According to the group, “In 2001, the Organisation of African Unity (OAU) made history by adopting the African Model Law on Safety in Biotechnology, a visionary framework that upheld the precautionary principle, national control over genetic resources and the inviolable right of communities to informed consent.
“This was Africa’s proud declaration that human health, the environment and ethical science must never be subordinated to foreign commercial interests. Yet, over the past two decades, this continental safeguard has been quietly eroded.”
A statement by the Chairman of GPA, Dr. Philip Njemanze, lamented that the establishment of the NEPAD African Biosafety Network of Expertise (ABNE), funded primarily by external actors, has fundamentally altered Africa’s biosafety landscape.
The GPA noted that under the guise of ‘building regulatory capacity,’ the precautionary approach has been replaced by the so-called ‘science-based’ model engineered to serve corporate biotechnology interests rather than public safety.
The GPA stated: “Independent assessments by the African Centre for Biodiversity (ACB), Third World Network-Africa and the ETC Group have exposed how this shift has weakened national legislation, compromised oversight institutions and replaced sovereign decision-making with donor-driven dependency.
The result is a continental system increasingly captured by global agritech corporations.
“Disturbingly, in several African countries, biosafety agencies have been infiltrated or influenced by biotech lobby groups masquerading as technical advisers. These entities fast-track approvals of genetically modified crops without adequate long-term studies on human health or ecological impacts.
“In parallel, corporate-sponsored seed councils are working to marginalise traditional seed growers and criminalise indigenous seed exchange, effectively dismantling Africa’s ancient systems of agricultural resilience.
“Further, according to the video titled, ‘Shocking! How eggs are criminally harvested from women in Nigeria without their knowledge,’ it is claimed that the biotech companies and their billionaire investors are involved in a broader operation. The video reported that women in Nigeria were allegedly having their eggs harvested without their knowledge; it suggested that the practice was linked to a clandestine human-organ cloning industry being supported by the same biotech corporations pushing GM seed monopoly; the narrative in the video expands the scope of the threat from genetic control of seeds and crops to human biological exploitation and warned of a broader strategic plot designed to undermine African sovereignty over life itself.”
The group stated that “this is no longer a technical debate, it is a matter of continental survival. The African Model Law on Biosafety remains our last legal and moral defence against what can rightly be termed biotech terrorism, the weaponization of genetics and food systems for profit and control.”
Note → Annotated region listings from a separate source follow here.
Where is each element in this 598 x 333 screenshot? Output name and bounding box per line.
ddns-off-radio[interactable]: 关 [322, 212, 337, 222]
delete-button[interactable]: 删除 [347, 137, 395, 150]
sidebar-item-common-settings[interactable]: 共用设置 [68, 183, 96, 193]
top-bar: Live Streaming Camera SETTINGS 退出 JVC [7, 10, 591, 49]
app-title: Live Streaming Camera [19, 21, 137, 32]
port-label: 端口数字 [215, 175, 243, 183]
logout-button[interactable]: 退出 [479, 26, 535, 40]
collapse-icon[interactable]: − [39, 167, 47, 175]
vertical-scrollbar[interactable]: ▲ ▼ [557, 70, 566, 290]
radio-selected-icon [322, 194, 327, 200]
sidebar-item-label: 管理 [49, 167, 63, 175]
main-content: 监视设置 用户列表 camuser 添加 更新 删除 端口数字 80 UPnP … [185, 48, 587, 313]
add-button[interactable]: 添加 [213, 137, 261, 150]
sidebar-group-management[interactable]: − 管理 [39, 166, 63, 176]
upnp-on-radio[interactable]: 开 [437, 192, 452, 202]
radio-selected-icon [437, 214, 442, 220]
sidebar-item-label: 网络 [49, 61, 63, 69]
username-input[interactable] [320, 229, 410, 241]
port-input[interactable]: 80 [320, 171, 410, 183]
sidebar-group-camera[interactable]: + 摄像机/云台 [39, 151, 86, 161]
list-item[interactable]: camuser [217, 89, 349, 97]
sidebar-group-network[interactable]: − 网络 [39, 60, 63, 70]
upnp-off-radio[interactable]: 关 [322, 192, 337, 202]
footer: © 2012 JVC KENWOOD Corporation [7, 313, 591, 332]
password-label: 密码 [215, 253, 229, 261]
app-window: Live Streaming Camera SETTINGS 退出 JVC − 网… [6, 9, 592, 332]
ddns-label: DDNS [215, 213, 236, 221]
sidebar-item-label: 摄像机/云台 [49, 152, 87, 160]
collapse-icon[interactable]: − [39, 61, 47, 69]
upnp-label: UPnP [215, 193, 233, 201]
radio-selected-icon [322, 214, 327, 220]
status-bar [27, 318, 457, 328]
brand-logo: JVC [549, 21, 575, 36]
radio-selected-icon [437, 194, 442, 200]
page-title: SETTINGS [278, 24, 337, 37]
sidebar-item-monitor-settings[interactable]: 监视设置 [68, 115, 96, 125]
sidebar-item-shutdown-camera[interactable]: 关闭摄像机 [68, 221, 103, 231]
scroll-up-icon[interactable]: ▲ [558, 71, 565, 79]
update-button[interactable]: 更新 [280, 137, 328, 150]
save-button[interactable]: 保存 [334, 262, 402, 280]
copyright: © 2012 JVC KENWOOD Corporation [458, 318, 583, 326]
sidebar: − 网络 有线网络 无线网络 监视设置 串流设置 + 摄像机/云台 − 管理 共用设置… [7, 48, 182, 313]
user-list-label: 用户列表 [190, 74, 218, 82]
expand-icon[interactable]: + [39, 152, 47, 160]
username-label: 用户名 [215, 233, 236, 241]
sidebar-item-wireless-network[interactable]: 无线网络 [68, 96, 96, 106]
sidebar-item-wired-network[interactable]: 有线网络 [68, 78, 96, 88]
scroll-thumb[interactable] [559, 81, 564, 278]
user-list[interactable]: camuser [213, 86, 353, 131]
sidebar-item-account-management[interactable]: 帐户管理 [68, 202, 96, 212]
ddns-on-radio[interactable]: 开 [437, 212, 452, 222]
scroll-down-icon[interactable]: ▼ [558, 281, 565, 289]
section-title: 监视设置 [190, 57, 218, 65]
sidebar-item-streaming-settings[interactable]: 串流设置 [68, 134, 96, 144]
The group, therefore, called on the African Union to reaffirm and update the African Model Law on Safety in Biotechnology (2001) as the binding continental benchmark for biosafety regulation; establish an Independent African Union Biosafety Oversight Commission to ensure transparency, ethical compliance and accountability in biotechnology governance; mandate full public disclosure of all foreign funding and partnerships involved in biosafety, seed policy and agricultural research programmes across member states and invest in indigenous research and seed innovation under African public institutions to preserve our genetic heritage and ensure true food sovereignty.”
It added that the leadership of the African Union Commission at this critical hour can restore continental integrity in the face of external manipulation and reclaim Africa’s right to determine her own scientific destiny. The world must see that Africa will not trade her biodiversity and food security for donor dependency.